Sudhakaran R, Makkar Jeetinder K, Jain Divya, Wig Jyotsna, Chabra R
Department of Anaesthesia and Intensive Care, Post Graduate Institute of Medical Education and Research, Chandigarh, India.
Department of Neurosurgery, Post Graduate Institute of Medical Education and Research, Chandigarh, India.
Indian J Anaesth. 2018 Jul;62(7):516-523. doi: 10.4103/ija.IJA_172_18.
Several techniques have evolved over time to monitor depth of anesthesia and ensure enhanced recovery. This randomized double-blinded trial was designed to compare bispectral index (BIS) or end-tidal anaesthetic concentration (ETAC) monitoring on the recovery characteristics of patients undergoing thoracolumbar spine surgeries.
Seventy American Society of Anesthesiologist I-II patients of either sex were randomized to Group B - BIS-guided protocol, Group E - ETAC-guided protocol, or Group S - Standard protocol. After intravenous induction, anaesthesia was maintained with desflurane in O/NO (50:50) mixture. In BIS, ETAC and Standard groups, inspired end-tidal desflurane concentration was varied to achieve BIS of 45-55, 0.8-1.0 age-corrected minimum alveolar concentration, and haemodynamic parameters within 20% of the baseline, respectively. Time to eye opening (emergence time, the primary outcome), time to extubation, and time to name recall from the discontinuation of the anaesthetic agent were recorded. Incidence of nausea, vomiting, and total analgesic consumption was noted for 24 h.
Emergence time (mean ± SD) in ETAC (5.1 ± 1.53 min) and BIS (5.0 ± 2.12 min)-guided groups was significantly lower than Standard group (7.5 ± 2.90 min).
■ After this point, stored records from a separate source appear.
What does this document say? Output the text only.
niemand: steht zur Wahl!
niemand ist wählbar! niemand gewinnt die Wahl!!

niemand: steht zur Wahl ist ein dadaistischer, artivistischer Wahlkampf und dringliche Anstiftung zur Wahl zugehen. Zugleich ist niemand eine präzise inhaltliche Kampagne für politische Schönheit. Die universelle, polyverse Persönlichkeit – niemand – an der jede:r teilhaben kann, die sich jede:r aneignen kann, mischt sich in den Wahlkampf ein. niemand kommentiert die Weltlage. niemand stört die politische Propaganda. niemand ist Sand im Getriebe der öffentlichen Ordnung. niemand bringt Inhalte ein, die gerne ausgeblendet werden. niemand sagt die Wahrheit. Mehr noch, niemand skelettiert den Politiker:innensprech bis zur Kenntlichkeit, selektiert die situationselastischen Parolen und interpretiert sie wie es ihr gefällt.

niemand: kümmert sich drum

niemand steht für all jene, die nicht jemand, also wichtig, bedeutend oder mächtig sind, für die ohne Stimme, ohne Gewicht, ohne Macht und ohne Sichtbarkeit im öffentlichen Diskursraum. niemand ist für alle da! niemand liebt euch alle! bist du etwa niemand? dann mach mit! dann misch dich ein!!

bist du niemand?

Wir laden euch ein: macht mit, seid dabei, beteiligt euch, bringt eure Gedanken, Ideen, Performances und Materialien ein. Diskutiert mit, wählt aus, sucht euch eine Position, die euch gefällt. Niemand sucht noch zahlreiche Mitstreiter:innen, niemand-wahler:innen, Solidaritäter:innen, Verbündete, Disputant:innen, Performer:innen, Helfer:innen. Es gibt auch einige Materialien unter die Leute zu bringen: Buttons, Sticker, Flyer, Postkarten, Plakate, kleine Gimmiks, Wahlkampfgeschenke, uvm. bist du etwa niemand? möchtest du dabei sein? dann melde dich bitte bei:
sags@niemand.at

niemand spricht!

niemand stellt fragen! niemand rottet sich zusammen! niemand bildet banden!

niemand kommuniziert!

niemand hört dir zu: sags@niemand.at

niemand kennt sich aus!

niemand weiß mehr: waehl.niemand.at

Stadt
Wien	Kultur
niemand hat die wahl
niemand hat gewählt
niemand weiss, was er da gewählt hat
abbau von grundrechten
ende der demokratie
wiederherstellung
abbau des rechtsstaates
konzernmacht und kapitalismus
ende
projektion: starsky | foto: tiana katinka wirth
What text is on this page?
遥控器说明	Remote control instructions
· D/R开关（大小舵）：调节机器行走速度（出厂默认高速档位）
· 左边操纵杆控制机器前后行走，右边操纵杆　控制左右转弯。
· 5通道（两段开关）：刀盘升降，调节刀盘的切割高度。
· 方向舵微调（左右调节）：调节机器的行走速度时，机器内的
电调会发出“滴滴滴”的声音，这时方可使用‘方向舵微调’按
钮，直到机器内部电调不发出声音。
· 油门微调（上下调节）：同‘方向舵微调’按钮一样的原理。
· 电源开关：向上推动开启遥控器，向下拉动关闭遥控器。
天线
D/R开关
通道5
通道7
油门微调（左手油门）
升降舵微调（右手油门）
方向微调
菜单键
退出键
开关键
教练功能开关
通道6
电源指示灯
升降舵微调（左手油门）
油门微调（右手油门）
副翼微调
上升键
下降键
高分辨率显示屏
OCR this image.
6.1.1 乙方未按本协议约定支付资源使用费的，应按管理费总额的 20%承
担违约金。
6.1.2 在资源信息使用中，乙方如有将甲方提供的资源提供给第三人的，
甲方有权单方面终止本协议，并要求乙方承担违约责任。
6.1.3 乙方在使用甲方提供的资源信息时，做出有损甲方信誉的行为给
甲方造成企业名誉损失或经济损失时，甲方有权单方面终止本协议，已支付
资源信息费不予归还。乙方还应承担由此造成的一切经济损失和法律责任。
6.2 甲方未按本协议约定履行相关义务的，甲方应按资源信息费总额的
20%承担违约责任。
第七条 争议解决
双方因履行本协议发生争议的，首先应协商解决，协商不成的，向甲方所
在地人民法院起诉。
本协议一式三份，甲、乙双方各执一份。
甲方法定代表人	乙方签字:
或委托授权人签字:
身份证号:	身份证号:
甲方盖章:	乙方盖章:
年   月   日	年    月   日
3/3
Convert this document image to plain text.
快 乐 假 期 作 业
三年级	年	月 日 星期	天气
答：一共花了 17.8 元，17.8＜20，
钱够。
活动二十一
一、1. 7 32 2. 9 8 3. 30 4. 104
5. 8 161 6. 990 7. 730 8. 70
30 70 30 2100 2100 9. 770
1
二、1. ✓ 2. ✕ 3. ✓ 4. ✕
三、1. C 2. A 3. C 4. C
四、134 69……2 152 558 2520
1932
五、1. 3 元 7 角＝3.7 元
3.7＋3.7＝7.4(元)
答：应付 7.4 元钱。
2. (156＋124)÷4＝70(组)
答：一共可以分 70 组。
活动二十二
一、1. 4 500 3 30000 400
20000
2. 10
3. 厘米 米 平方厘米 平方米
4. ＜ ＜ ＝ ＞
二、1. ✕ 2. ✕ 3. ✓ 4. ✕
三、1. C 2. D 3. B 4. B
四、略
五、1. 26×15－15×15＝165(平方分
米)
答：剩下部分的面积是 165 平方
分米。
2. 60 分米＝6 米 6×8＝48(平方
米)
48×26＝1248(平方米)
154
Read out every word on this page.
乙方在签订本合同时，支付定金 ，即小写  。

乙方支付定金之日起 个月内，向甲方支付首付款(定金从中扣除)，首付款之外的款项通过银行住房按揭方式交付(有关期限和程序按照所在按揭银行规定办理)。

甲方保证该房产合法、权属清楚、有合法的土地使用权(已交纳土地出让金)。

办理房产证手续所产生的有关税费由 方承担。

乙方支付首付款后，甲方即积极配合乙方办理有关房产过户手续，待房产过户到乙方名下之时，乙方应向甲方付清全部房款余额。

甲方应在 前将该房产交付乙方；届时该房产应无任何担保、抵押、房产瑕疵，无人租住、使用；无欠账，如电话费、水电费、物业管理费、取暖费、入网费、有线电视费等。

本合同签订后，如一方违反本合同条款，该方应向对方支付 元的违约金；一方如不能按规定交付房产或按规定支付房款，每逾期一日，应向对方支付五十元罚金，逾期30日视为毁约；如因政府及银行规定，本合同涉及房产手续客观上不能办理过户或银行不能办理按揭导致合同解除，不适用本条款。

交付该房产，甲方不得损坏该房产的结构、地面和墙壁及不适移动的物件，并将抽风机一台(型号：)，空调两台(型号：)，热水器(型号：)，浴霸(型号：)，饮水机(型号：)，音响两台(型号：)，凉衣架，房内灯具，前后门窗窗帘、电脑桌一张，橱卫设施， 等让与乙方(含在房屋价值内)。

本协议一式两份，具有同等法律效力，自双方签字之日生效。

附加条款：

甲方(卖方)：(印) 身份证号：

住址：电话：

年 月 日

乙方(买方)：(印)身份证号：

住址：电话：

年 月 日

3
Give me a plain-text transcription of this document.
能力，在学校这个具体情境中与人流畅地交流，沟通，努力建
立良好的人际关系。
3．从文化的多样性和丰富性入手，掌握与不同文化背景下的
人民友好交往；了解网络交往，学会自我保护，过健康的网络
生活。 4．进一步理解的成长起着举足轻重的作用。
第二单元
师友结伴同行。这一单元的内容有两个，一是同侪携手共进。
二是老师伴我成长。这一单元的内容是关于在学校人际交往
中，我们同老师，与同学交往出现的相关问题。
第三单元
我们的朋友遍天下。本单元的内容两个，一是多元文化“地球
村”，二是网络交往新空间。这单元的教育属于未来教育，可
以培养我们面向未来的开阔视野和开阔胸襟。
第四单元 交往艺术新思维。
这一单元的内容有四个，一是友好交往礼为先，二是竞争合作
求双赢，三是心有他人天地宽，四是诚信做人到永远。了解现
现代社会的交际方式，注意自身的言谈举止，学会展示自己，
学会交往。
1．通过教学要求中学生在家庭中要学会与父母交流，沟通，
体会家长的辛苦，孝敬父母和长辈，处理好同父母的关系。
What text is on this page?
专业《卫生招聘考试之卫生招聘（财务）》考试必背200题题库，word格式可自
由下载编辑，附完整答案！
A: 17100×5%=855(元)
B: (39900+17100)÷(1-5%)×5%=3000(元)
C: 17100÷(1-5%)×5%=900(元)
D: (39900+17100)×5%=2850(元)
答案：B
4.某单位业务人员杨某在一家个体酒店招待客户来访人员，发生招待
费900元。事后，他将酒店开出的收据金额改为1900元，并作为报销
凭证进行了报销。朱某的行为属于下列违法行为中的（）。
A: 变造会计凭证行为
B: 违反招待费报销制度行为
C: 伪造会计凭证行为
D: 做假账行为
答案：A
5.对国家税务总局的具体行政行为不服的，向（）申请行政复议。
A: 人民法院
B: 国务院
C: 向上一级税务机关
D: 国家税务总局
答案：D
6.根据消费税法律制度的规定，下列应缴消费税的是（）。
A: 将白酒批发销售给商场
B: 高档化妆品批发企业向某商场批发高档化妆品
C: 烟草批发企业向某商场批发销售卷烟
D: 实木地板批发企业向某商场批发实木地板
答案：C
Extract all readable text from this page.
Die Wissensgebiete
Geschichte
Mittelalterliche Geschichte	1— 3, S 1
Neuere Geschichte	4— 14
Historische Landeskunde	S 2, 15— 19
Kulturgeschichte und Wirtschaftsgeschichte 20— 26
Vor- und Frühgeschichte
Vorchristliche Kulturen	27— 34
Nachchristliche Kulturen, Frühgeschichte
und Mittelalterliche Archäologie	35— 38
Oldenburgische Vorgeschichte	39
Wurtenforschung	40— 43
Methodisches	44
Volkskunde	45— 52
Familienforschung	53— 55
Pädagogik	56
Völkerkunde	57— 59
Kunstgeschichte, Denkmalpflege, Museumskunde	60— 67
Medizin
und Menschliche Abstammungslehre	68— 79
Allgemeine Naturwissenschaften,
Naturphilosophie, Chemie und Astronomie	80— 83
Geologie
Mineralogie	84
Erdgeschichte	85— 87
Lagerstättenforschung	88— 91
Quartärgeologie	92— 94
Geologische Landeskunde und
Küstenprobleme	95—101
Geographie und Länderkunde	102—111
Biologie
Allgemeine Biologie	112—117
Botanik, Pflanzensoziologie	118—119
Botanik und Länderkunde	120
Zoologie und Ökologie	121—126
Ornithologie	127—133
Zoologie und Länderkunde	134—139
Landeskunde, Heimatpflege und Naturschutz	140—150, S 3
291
Extubation time in ETAC (6.3 ± 2.22 min) and BIS-guided group (6.5 ± 1.78 min) was significantly lower than Standard group (9.0 ± 3.20 min) ( < 0.001). Time to achieve fast track score of more than 12 was significantly less in BIS-guided group (13.12 ± 2.59 min).
ETAC-guided anaesthesia is comparable to BIS-guided anaesthesia in achieving early recovery.
随着时间的推移,已发展出多种技术来监测麻醉深度并确保加速康复。本随机双盲试验旨在比较脑电双频指数(BIS)或呼气末麻醉药浓度(ETAC)监测对胸腰椎手术患者恢复特征的影响。
70例美国麻醉医师协会分级为I-II级的患者,不分性别,随机分为B组(BIS引导方案组)、E组(ETAC引导方案组)或S组(标准方案组)。静脉诱导后,用七氟醚与氧化亚氮(50:50)混合维持麻醉。在BIS组、ETAC组和标准组中,分别通过改变吸入的七氟醚呼气末浓度,使BIS达到45-55、年龄校正后的最低肺泡浓度达到0.8-1.0,以及血流动力学参数维持在基线的20%以内。记录睁眼时间(苏醒时间,主要观察指标)、拔管时间以及停止使用麻醉药后能叫出名字的时间。记录24小时内恶心、呕吐的发生率以及总镇痛药消耗量。
ETAC组(5.1±1.53分钟)和BIS引导组(5.0±2.12分钟)的苏醒时间显著低于标准组(7.5±2.90分钟)。ETAC组(6.3±2.22分钟)和BIS引导组(6.5±1.78分钟)的拔管时间显著低于标准组(9.0±3.20分钟)(P<0.001)。BIS引导组达到快速康复评分超过12分的时间显著缩短(13.12±2.59分钟)。
在实现早期康复方面,ETAC引导麻醉与BIS引导麻醉效果相当。